When someone confronts you, does that person insult you, coach you, or try to take care of you?
Does a problem mean that God is punishing or challenging you? Or is it possible that this problem is not a problem at all, but an opportunity?
If we change the meaning we assign to our challenges, there is no limit to what life can be. A change in focus and a shift in meaning can literally change our biochemistry and the course of our lives in a few seconds.
Take a deep breath and remember: meaning is emotion and emotion is strength. Choose wisely. Learn to redesign your challenges. Find positive, empowering meaning in every event, and the best way forward is always yours. (Angel and I look at the reformulation in more detail at our annual Think Better, Live Better conference. The next one will take place from February 18-19, 2017. Get a discounted early bird ticket while it’s valid. Note: You can briefly watch clips from our 2016 event here and here.)
- What do you NOT want others to know about you today?
This question sums up your uncertainties. Let us remind you that problems, shortcomings and challenges are part of everyone’s life. Do not be ashamed. Don’t worry about being judged or rejected.
What others think about you doesn’t define you. Get rid of their judgment. What they see in you is their opinion and a reflection of what they see in the world. Some people may find you smart, funny, and talented, while others think you are average or even undesirable at best. For some you may look beautiful, for others you may look too fat or thin. No matter what others think about you, it’s about their standards of beauty, intelligence, or awareness, and it really has very little to do with YOU.
But too often we let the rejections we experience determine each of our steps. We literally don’t know that we are better than what an opinionless, uninformed person told us. The truth is, rejection doesn’t mean we’re not good enough – it just means that, under certain circumstances, a person doesn’t match what we have to offer.
Rejections don’t matter.
Let them go and focus your attention back on what’s important.
What matters is how you see yourself.
Always make a habit of staying 100% true to your values and beliefs, regardless of what others think.
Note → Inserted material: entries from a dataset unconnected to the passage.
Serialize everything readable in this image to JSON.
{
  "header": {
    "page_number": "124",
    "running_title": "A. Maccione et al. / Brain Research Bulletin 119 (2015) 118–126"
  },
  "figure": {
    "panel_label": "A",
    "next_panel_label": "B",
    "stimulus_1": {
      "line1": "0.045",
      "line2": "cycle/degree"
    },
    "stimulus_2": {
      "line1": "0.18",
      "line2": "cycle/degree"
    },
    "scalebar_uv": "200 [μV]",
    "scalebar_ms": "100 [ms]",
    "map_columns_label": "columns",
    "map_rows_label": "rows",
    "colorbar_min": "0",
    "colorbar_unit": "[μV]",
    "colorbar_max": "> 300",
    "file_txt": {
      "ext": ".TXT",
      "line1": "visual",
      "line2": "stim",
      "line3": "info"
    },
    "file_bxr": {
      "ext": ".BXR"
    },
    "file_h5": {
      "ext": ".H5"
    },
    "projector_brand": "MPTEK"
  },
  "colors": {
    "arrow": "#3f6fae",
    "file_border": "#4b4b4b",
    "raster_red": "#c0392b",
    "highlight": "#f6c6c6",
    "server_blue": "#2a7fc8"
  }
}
Never be ashamed of doing what feels right.
To help you implement this positive habit, first list 5-10 things that are important to you if you want to build your character and live your life. For example:
honesty
reliability
Self-esteem
Self-discipline
compassion
Progress
Positivity
etc.
Having a short list like this for your reference gives you the ability to consciously call and maintain your handpicked traits and behaviors, rather than doing something accidental just for external validation. While it sounds too simplistic, most people never take the time to actually decide what is important to them when it comes to their self-image – they let others decide for them, especially in difficult times. (Angel and I discuss this in more detail in the “Self-Love” chapter of 1,000 little things that make happy, successful people different.)
Final thoughts (to turn the day)
Aside from all the details, the best key to turning your day when you’re on the radio is to concentrate ONLY TODAY – just the immediate steps you need to take. Because no matter what happens, everyone can fight the battles one day imaginatively. It is only when you add the battles of these two abysmal eternities, the past and the future, that life gets overwhelmingly out of control.
So keep in mind that it is not today’s experience that is holding you back, but the regret and resentment of something that happened yesterday, or the fear and dread of what tomorrow could bring. So it is necessary to live only one day at a time – only today.
Be here now
And just do the best you can.
It’s your turn…
We’d love to hear from you.
So let’s take a look at the second question I asked above:
What could you see positively now if you really wanted to be positive?